Na zespoły czekały cztery wolne miejsca. Pozostałe należą do zespołów: Fenerbahce (gdzie gra Magdalena Stysiak), Eczacibasi, Vakifbanku oraz THY, które są rozstawione i rywalizację w Pucharze Turcji rozpoczną właśnie od fazy ćwierćfinałowej.
W niedzielę rozegrano decydujące starcia. Cieszyć może fakt, że w tych pojedynkach kluczowe role odegrały reprezentantki Polski, które w tureckie rozgrywki weszły z wysokiego poziomu.
ZOBACZ WIDEO: Invest in Szczecin Open za nami. "Najtrudniejsza edycja w historii"
Najpierw do akcji przystąpił klub Olivii Różański. Besiktas zupełnie zdominował Aras Kargo w pierwszej partii. Odniósł w niej triumf 25:9. Nieoczekiwanie w kolejnych dwóch setach to drużyna rywali okazała się lepsza (25:22 i 25:15).
Ostatecznie faworyt meczu awansował do ćwierćfinału Pucharu Turcji po zwycięstwie w tie-breaku. Różański zaliczyła niezły występ - zdobyła największą liczbę punktów w drużynie (17), atakowała ze skutecznością 36% (16/44), miała 43-procentowe przyjęcie i zanotowała jeden blok.
W niedzielę naprzeciwko siebie zagrały też kolejne Biało-Czerwone. Klub Bahcelievler Martyny Czyrniańskiej zmierzył się z Aydin Aleksandry Rasińskiej. Pierwszy z wymienionych zespołów pełnił rolę faworyta i pewnie wygrał w trzech setach.

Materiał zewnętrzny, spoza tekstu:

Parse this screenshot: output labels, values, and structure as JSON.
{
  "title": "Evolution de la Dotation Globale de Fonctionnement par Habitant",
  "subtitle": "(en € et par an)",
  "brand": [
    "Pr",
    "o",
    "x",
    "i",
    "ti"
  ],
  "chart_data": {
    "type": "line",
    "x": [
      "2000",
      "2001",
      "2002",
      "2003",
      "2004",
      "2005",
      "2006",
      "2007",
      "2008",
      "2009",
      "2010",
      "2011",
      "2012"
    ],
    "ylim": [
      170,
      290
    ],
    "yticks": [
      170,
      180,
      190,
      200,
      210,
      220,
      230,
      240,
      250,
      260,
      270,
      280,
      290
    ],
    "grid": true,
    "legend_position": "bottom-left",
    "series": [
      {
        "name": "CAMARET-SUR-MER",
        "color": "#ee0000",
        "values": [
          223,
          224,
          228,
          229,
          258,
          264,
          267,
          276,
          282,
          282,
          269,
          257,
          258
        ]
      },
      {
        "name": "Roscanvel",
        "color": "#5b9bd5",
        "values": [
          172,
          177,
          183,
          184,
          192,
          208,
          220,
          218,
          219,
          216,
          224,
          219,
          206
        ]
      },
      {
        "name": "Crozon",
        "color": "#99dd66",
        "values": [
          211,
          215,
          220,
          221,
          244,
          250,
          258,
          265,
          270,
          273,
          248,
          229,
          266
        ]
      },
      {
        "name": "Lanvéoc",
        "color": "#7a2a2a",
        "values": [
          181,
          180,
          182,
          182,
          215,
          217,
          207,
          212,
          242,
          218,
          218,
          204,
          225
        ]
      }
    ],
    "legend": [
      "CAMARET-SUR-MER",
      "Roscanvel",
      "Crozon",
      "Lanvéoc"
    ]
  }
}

Obie Polki były liderkami punktowymi swoich ekip. Czyrniańska wywalczyła 16 "oczek" - 13 w ataku (13/32, skuteczność 41%), 2 w polu serwisowym oraz 1 blokiem. Ponadto przyjmowała 28 razy na 36%. Rasińska z kolei zdobyła 18 punktów. Atakowała ze skutecznością 42% (16/38), dołożyła do tego dwa bloki.